ONA Trustee Ken Douthit has led a committee looking at ONA’s membership requirements for nearly a year. The board approved the committee’s recommendation for a proposed constitutional change that will go to members for a vote at the annual meeting, which will be held at our convention in Columbus on Feb. 14, 2013.

Our Constitution has generally made ONA newspaper membership consistent with the state laws that define “newspapers of general circulation” for the purposes of eligibility for public notices.  We also allowed free weekly newspapers to be ONA members if they were owned by a paid newspaper that qualified. The state law changed in 2011, opening notice qualifications to free, weekly newspapers that can meet a series of standards designed to ensure that newspapers that receive public notices are legitimate publications that people would welcome in their homes.

Here is a list of the requirements in Section 7.12 of the Ohio Revised Code. The qualifying newspaper must:

  • Have been in business for at least three years immediately preceding publication requirement.
  • Publish at least once a week.
  • Print in English using standard methods and be at least eight pages in broadsheet format or 16 pages in tabloid format.
  • Contain at least 25 percent editorial content that “includes, but is not limited to, local news, political information, and local sports.”
  • Have the ability to add subscribers to its distribution list.
  • Circulate generally by U.S. mail or carrier delivery in “the political subdivision responsible for legal publication or in the state, if legal publication is made by a state agency.” Proof of this can by an annual Postal Service statement or by proof of an independent audit performed within the prior 12 months.

The Constitutional changes mirror these requirements.  The most significant impact is that this will make ONA membership available to legitimate, free-weekly newspapers that are not part of a paid newspaper group.

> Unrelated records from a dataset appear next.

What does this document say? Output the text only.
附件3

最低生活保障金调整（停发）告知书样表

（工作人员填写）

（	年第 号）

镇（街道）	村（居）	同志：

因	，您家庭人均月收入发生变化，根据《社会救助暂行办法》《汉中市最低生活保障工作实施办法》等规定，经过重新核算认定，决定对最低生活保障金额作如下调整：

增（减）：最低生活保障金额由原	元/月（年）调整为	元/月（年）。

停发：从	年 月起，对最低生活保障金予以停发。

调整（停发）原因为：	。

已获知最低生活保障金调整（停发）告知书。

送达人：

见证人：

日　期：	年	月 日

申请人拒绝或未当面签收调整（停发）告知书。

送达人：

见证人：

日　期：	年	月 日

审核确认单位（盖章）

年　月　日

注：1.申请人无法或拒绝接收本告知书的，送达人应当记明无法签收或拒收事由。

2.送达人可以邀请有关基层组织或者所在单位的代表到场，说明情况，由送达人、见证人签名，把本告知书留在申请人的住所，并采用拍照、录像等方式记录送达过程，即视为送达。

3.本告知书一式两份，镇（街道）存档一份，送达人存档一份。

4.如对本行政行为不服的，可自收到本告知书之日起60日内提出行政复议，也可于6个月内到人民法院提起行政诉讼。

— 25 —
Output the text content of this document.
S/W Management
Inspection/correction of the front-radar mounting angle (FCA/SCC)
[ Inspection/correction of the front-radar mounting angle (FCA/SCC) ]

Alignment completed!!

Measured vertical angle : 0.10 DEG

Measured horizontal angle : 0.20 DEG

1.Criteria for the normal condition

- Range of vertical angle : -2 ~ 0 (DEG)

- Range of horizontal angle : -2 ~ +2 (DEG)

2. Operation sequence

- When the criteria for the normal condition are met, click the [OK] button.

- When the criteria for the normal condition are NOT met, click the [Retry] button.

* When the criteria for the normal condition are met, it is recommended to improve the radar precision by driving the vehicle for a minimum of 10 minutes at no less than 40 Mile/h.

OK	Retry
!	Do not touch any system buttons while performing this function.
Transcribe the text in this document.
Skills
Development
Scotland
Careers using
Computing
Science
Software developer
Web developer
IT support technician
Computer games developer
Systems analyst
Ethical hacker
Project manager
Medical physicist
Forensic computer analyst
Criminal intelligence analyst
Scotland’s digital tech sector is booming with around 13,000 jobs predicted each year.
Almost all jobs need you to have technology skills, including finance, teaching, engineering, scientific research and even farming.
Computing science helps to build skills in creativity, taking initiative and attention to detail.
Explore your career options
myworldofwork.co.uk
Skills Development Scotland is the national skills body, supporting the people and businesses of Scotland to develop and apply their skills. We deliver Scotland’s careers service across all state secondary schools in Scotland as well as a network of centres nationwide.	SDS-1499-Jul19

In addition, the board approved changes that would allow a digital-only local news outlet to join the ONA, although board membership would not be open to such outlets.  Here, too, the applicant would be subject to approval by the board and have to meet a series of similar standards. In other words, the random blogger or fly-by-night website would not be eligible for membership.

Many other state newspaper associations have opened up their membership to digital-only providers, but I believe we have come up with the best standards and smartest dues schedule of any state. Here are the proposed standards for digital-only membership:

  1. Is available to the general public via the World Wide Web
  2. Conducts its business in a professional manner.
  3. Is primarily devoted to local or general news and other editorial content and sells advertising. The online-only publication shall regularly update its content, no less than once per week, with unique news content and not be primarily an aggregator of content or links created by other media outlets.
  4. Does  not primarily serve as a platform promoting the interests and/or opinions of a special interest group, individual or cause
  5. Has been operating as a digital product for three years prior to the application date.
  6. Have a publicized business telephone number and an office in Ohio within 50 miles of the primary community served that is open to the public and where business is transacted.
  7. Abides by copyright laws.

There also is an interim membership category for applicants that meet all requirements except for the “three years in business” standard.

You can see a complete, red-line version of the Constitution where you can easily view the proposed changes by clicking here.  In the “comments” field, you will find some additional background on changes that were made.

As executive director, I hope members will support these changes. I believe these are forward-looking and reflect the way our industry is evolving. The distinctions between print and digital, paid and unpaid, daily and weekly, only are going to get blurrier.  The glue that binds us is a passion to serve our communities and succeed as businesses through the best journalism we can produce. Growth in membership also gives us more influence in our lobbying and government relations advocacy.